NHS London has also decided to downgrade and close many district general hospitals, shut A&E departments, and close up to a third of the capital’s beds. Services such as A&E and trauma will be concentrated in specialist hospitals, with the overall aim of delivering most care through the 100 planned polyclinics and GP practices. By 2017, it is hoped that polyclinic attendances will account for approximately 75% of hospital A&E visits and 50% of out-patient visits. NHS London assistant director of strategy Sam Higginson said ‘no change is not an option’, conceding that some hospitals will close altogether and others will become polyclinics. He hasn’t worked out how many will be changed, but said that ‘we [in London] have too many beds already’. But since 2005, London has lost 25.5% of its elderly care beds and 21% of its NHS mental health beds. Private mental health facilities now cost the NHS over £860 million a year because of the inpatient bed shortage, and many acute hospital trusts report that bed occupancy rates are consistently over the target of 85%, and near to 100%. Meanwhile London’s PCTs and Trust Boards are reporting increases in A&E attendances and emergency admissions. The figures do not add up!

Private Finance Initiative (PFI)

London has 20 PFI hospital building schemes costing £2.6bn. Repayments however will cost the NHS in London £16.7bn, more than six times the basic cost. London’s PFI payments will rise from almost £250 million in 2009 to more than £400 million in 2014. One example is Queen’s Hospital in Romford, east London: £238 million to build, Barking, Havering and Redbridge Trust (BHRT) which runs the hospital will have to pay £2.28bn by 2042 when the contract ends – more than nine times the building cost. The index-linked unitary charge the Trust has to pay was £43.5 million in 2009; it will be over £90 million in the last few years of the contract. These escalating costs are contractually binding irrespective of the financial situation of the trust. BHRT currently has a cumulative deficit of £105 million. The new building has never been fully opened or fully staffed for financial reasons. This absurd situation is repeated in PFI schemes across the capital. Bromley’s Princess Royal University Hospital Trust in southeast London will end up paying £788 million for a building which initially cost £118 million; the scheme at Barts and the London NHS Trust in east London, the largest PFI deal in the NHS, costs £1bn, a fraction of 35 years of index-linked repayments which will start at £96 million in 2013.

Selling off community services

Transforming Community Services is the government plan to privatise services provided by about 400,000 community health professionals (district nurses, speech therapists, health visitors, etc) and 200,000 support workers employed by PCTs. There are three options: become a Community Foundation Trust, or a direct provider organisation like a hospital trust, or set up as a ‘social enterprise’ with the loss of NHS terms and conditions, pensions, and so on. A ‘social enterprise’ will be given a three-year contract after which its services will be put out to tender in competition with health industry multinationals running the proposed polyclinics.

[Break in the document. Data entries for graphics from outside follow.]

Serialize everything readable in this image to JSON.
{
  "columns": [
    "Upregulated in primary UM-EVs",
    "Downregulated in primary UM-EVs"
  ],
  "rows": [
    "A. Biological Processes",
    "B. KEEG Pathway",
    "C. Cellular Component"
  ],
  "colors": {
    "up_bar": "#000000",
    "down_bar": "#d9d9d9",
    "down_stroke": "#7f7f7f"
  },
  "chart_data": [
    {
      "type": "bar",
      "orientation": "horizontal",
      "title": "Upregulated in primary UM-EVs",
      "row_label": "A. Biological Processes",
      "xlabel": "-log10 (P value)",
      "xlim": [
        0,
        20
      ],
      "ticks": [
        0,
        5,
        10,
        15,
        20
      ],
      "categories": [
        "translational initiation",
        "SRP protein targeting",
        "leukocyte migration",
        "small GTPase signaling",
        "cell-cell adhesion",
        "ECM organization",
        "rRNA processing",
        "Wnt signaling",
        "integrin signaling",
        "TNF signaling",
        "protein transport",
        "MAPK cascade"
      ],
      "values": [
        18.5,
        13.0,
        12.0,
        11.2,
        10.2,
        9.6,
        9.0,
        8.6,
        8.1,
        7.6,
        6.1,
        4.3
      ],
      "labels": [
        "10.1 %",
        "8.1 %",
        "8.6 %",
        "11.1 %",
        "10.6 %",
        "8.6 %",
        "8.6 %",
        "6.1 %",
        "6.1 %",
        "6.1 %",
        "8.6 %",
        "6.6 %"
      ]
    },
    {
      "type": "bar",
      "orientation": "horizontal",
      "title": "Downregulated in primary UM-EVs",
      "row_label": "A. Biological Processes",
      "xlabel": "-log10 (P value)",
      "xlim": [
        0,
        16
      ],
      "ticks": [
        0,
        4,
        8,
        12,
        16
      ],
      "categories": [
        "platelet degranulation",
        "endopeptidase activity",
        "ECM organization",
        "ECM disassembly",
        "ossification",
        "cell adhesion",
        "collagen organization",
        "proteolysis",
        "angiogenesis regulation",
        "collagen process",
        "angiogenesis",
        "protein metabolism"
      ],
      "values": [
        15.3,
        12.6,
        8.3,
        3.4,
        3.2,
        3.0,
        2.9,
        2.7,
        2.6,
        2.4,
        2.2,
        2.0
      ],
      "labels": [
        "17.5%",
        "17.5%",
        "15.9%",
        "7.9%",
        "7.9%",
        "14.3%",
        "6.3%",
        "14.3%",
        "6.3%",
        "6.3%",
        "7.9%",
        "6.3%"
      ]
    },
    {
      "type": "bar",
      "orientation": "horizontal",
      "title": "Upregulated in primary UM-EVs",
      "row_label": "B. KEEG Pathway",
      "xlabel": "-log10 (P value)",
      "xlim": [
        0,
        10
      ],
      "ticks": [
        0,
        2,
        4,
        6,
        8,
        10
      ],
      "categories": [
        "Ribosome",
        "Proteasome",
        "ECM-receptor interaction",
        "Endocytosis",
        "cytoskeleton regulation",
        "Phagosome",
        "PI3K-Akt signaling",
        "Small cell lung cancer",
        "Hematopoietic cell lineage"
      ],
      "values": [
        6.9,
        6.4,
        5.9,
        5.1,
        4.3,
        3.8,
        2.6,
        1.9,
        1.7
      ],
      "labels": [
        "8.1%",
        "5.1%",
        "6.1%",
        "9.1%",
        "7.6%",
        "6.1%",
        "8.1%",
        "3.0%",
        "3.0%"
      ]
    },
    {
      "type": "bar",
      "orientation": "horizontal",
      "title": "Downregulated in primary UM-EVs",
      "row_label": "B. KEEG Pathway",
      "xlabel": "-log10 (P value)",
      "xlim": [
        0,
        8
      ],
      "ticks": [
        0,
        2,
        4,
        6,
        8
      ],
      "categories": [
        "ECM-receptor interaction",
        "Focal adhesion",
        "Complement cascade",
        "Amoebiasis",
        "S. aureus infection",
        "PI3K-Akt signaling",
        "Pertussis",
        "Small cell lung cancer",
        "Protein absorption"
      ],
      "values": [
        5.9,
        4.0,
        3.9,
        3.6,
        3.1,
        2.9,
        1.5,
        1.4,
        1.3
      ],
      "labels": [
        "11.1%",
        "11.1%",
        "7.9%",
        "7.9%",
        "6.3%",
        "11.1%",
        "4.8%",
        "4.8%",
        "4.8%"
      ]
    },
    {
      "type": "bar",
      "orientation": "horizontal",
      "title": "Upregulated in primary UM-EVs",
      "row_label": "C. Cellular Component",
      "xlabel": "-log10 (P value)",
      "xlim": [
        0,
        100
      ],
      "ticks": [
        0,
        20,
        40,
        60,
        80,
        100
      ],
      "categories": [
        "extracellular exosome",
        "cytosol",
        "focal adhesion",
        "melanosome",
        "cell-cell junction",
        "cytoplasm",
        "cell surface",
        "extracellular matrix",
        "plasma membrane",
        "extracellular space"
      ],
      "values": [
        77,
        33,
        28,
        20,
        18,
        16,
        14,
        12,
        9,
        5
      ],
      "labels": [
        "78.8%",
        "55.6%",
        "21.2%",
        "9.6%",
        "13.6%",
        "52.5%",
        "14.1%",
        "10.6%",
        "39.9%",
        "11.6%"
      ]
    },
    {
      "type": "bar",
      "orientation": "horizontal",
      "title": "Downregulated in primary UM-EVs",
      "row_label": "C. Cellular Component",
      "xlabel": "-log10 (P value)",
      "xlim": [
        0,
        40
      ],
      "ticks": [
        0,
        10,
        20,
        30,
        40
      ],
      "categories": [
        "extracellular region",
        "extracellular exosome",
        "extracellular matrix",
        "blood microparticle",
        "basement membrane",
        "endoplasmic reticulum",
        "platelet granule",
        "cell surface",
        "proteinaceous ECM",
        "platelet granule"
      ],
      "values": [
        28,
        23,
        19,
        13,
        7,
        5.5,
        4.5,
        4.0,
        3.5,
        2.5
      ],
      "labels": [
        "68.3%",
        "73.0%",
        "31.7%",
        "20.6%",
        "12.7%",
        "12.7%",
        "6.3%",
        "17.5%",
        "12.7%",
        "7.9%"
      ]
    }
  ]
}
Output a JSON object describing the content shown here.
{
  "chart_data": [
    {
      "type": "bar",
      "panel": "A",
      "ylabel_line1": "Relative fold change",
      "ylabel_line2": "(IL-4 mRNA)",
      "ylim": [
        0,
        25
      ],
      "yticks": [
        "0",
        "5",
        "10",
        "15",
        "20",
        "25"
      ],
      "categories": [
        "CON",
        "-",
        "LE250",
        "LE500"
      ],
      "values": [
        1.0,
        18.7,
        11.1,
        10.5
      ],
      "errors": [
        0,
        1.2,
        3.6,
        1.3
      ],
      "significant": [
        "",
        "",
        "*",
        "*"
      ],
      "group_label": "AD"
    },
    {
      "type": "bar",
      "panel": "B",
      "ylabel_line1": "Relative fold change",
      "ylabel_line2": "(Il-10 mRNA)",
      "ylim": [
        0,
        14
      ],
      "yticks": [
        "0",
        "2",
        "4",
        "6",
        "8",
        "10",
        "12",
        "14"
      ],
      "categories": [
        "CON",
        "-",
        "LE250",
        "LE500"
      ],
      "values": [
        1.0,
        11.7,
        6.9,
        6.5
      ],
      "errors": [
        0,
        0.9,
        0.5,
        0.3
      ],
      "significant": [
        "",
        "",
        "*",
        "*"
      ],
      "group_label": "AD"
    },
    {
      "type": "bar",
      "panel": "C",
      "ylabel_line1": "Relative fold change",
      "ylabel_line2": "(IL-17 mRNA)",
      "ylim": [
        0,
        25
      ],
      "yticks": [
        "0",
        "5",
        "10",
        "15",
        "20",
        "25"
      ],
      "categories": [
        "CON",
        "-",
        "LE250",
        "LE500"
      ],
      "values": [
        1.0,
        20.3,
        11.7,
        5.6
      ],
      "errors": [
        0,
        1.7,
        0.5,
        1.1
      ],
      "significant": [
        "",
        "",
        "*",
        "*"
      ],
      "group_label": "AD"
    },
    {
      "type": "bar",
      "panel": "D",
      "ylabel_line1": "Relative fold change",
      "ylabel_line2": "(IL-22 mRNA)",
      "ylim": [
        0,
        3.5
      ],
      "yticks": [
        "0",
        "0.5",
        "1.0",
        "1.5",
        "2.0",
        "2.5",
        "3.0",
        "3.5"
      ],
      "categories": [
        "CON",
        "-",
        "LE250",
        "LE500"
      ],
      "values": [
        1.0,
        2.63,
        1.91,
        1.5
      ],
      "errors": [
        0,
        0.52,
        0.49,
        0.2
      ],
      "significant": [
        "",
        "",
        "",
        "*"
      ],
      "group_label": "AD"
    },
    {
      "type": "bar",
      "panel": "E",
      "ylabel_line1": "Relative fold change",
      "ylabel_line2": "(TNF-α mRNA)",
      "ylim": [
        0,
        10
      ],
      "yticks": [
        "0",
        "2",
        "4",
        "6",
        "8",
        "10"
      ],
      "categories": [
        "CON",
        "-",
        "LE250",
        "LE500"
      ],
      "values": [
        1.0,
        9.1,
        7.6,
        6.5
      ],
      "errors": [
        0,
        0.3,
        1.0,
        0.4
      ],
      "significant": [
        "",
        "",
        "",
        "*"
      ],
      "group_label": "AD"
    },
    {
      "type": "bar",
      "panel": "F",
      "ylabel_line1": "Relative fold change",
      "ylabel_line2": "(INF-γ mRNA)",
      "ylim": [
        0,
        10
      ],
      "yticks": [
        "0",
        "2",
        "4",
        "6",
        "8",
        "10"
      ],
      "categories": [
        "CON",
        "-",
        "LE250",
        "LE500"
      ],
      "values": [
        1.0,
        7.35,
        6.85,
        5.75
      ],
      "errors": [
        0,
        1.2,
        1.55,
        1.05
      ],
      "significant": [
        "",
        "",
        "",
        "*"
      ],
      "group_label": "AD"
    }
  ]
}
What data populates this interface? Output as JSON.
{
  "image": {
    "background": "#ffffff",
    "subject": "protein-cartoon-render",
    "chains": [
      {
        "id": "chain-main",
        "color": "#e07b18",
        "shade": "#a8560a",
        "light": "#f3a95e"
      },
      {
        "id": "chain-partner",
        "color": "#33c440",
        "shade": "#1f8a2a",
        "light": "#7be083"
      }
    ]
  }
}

When the major political parties say that they will protect frontline services from cuts in state spending after the election, they are lying. The financial squeeze hasn’t even started yet and already the NHS is facing crisis. The private sector is allowed to pick and choose the most profitable areas to buy, while the existing primary care infrastructure will not be able to cater for the proposed switch from hospital to community provision. Private companies will compete to run polyclinics for profit and patients will lose the continuity of care essential for good quality primary care. People’s health will suffer.